The best thing for me...
Such a wild thought. Such a wild gesture... The conversations I have with my daily latte always develop in strange ways... But this path was wild. Most importantly, ground was covered that can't be taken back... So I have to keep walking, not absent of tears.
Today, I have really come to realize that I'm unique. Actually, I'm freeking weird. My goals, values, and choices have developed in to this unique lifestyle I enjoy... and all too often I fail to acknowledge the creativity I have poured in to all this. How clearly this expresses me. What I do. The people around me. The causes that I love to pour in to. The depth and intensity of conversation that I so love... and equally, the things I hate. The places that bring me no pleasure. The many activities I would rather quietly sit out of than participate...

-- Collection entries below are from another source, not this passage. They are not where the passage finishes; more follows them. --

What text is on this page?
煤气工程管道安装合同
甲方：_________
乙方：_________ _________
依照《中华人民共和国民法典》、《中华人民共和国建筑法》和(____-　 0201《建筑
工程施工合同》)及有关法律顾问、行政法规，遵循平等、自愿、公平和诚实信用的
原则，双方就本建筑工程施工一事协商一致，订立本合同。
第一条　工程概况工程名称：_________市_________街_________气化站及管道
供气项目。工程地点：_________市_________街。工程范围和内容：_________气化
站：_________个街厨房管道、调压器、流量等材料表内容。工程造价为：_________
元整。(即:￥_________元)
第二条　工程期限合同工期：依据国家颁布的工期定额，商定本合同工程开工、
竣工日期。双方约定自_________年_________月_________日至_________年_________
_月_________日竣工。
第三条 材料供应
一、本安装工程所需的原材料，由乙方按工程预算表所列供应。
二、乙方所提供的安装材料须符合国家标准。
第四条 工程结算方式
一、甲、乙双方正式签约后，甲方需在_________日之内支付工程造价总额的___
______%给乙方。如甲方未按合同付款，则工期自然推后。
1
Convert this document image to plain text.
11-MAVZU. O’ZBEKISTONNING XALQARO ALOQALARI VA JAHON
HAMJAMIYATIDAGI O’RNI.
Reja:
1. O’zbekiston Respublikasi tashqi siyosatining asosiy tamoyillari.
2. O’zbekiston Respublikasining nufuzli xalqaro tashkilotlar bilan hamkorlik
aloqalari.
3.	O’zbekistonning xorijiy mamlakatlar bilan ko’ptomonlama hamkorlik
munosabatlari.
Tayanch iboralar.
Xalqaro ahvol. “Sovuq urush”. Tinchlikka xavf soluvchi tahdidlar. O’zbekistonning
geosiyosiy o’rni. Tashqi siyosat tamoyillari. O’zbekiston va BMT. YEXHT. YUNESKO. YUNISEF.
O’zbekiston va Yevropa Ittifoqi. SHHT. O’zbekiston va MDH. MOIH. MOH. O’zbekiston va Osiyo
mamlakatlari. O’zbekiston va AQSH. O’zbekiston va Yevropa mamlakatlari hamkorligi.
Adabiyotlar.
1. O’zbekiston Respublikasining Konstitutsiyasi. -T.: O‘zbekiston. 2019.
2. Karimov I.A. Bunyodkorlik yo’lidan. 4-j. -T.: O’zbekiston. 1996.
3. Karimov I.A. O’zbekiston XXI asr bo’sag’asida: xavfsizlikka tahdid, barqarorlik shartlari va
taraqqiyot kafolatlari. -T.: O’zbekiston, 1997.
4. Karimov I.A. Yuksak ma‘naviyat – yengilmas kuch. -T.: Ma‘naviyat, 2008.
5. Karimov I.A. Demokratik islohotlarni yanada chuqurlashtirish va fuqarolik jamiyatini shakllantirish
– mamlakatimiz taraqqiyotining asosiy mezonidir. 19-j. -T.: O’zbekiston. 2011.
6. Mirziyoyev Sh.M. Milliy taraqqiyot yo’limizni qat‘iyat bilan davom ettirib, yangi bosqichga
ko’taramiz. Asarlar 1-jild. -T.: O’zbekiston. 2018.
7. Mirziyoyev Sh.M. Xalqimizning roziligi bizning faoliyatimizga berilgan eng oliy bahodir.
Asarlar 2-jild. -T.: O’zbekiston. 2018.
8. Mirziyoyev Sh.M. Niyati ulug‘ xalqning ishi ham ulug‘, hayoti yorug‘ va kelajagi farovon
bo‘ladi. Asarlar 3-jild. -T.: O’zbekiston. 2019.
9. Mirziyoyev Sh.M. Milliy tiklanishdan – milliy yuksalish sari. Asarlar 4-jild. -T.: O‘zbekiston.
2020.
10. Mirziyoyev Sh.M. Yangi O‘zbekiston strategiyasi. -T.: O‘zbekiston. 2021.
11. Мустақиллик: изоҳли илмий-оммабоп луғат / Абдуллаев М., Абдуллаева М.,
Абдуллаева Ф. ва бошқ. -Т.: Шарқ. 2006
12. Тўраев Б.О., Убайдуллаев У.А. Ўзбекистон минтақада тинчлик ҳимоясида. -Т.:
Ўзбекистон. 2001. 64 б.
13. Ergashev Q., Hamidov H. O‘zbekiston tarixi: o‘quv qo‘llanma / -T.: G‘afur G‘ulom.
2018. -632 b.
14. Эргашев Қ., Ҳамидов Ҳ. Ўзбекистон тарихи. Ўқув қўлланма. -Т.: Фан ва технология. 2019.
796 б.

Please understand that I'm not being judgmental. This isn't about what's right and wrong... it's simply a matter of what is "me" and what isn't "me"... and I'm weird.
So, although I'm not sure what "the best thing for me" looks like, I know that it won't look like most other things... it's going to have to be much more obscure... maybe even weird. But I believe that heart exists.
Therefore, I pray for the courage to be myself, even to the fault of indignation. At my own embarrassment, I want to act out my being with as little shame possible... knowing that I don't quite fit in to most places. And that's okay... because this capacity to love within me is far to great for me to give up.